Work plan / routing recommendations: By matching typed features and tolerances with legacy data on machinery, operations, and setups, you can generate initial routings. For example: "For a turned part with this geometry and IT7 tolerance, machine X with setup Y was used in 80% of cases." Work planners can review and adjust instead of starting from scratch.
Pre-filled quality inspection plans: The system can extract critical dimensions and tolerances from the drawing to draft an inspection plan, suggesting which dimensions to measure, how often, and with which method. Quality management simply approves it instead of starting from a blank page.
This frees up time for core engineering design instead of repetitive checking tasks – even if your team does not use PMIs yet.
What we are building at wailand
We recognize the 2D drawing as a critical link between engineering and manufacturing and build software to solve these exact friction points.
Onboarding typically follows three simple steps:
Step 1 – Recognition test with 10 drawings
You upload ten typical drawings from your database.
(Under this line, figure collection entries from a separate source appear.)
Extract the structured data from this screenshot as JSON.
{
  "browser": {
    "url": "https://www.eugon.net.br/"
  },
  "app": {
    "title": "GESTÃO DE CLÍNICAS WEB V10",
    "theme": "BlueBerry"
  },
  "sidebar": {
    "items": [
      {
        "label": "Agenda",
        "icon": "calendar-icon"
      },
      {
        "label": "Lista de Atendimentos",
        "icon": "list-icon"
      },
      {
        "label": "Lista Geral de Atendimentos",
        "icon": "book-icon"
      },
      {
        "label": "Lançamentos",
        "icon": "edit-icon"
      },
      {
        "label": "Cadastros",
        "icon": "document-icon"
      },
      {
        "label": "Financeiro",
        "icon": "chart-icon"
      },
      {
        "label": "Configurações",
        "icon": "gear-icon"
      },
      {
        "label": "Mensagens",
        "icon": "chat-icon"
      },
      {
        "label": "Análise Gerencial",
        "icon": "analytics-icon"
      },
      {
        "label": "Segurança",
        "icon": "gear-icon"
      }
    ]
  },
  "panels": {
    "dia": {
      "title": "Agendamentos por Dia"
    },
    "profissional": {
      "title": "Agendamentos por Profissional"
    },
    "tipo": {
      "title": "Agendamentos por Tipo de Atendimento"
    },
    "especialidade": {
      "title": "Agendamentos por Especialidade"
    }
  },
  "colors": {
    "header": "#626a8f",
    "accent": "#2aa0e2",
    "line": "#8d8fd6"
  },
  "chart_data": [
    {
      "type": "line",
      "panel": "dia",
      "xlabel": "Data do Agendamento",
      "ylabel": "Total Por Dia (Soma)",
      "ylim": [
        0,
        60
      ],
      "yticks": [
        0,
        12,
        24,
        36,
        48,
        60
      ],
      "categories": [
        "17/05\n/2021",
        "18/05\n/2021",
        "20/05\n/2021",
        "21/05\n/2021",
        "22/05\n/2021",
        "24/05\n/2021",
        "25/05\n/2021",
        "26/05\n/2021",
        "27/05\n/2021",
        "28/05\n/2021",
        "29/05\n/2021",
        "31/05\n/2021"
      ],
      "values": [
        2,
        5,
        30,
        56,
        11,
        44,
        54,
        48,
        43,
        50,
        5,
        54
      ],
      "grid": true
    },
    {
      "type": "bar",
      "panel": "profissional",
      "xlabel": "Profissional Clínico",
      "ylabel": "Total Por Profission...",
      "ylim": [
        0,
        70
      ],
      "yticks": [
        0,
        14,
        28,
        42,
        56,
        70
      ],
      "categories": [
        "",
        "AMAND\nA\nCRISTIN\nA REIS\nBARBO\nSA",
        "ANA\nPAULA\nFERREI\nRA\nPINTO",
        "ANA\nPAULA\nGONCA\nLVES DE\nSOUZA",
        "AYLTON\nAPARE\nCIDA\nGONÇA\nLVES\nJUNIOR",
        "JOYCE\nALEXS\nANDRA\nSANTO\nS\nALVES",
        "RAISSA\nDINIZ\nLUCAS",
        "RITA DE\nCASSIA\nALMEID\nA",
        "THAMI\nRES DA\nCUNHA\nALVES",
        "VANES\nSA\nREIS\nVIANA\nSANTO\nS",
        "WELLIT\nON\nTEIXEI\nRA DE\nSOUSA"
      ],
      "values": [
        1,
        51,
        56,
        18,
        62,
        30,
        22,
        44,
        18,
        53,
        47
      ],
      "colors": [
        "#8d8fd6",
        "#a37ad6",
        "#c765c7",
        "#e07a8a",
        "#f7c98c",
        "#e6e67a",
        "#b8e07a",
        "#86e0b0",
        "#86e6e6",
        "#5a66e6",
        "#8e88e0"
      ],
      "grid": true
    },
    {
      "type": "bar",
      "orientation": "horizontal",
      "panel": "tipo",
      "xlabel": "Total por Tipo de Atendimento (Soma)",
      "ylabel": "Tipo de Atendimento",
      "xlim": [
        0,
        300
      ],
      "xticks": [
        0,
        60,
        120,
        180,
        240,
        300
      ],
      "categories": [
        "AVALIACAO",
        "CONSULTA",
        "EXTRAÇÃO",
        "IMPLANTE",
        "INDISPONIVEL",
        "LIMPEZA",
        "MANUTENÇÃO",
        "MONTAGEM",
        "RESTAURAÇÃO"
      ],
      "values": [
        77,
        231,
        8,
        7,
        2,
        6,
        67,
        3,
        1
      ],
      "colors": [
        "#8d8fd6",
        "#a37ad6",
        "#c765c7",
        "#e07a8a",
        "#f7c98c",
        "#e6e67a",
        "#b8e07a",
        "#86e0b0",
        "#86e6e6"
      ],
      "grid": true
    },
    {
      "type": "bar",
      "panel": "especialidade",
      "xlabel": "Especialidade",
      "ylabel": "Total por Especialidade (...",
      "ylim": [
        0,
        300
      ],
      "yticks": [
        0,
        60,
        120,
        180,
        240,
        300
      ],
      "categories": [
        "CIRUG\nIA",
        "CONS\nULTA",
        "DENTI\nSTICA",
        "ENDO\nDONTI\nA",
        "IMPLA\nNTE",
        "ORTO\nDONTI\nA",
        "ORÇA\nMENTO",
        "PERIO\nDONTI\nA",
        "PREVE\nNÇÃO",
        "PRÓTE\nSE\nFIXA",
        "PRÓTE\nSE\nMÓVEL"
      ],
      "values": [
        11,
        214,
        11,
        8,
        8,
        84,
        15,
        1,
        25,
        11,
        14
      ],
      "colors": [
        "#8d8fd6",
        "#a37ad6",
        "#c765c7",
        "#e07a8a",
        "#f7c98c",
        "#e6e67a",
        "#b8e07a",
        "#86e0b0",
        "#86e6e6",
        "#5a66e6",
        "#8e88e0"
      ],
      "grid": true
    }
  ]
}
We run them through our system to show you what was correctly recognized, what was flagged as unclear, and where the system reported "cannot be decided." Timeline: minutes to a few hours.
Step 2 – Integration of standards and internal rules
We import your internal design and drawing guidelines into the knowledge graph and connect them with public standards. Any open points are resolved quickly with an experienced designer from your team. We run your ten drawings again, this time against your complete profile. Timeline: hours.
Step 3 – Optional IT integration
If you want to automate checks within your CAD release workflow or incoming quality control, we utilize pre-built connectors on our integration platform. For custom ERP or PLM systems with legacy modifications, we set up tailored connections in a few hours to days.
You see the value before committing to any IT integration. After Step 1, you know if the recognition is accurate. After Step 2, you see how well your internal guidelines are represented. All of this is set up in days, not weeks or months – avoiding the risks of typical custom software projects.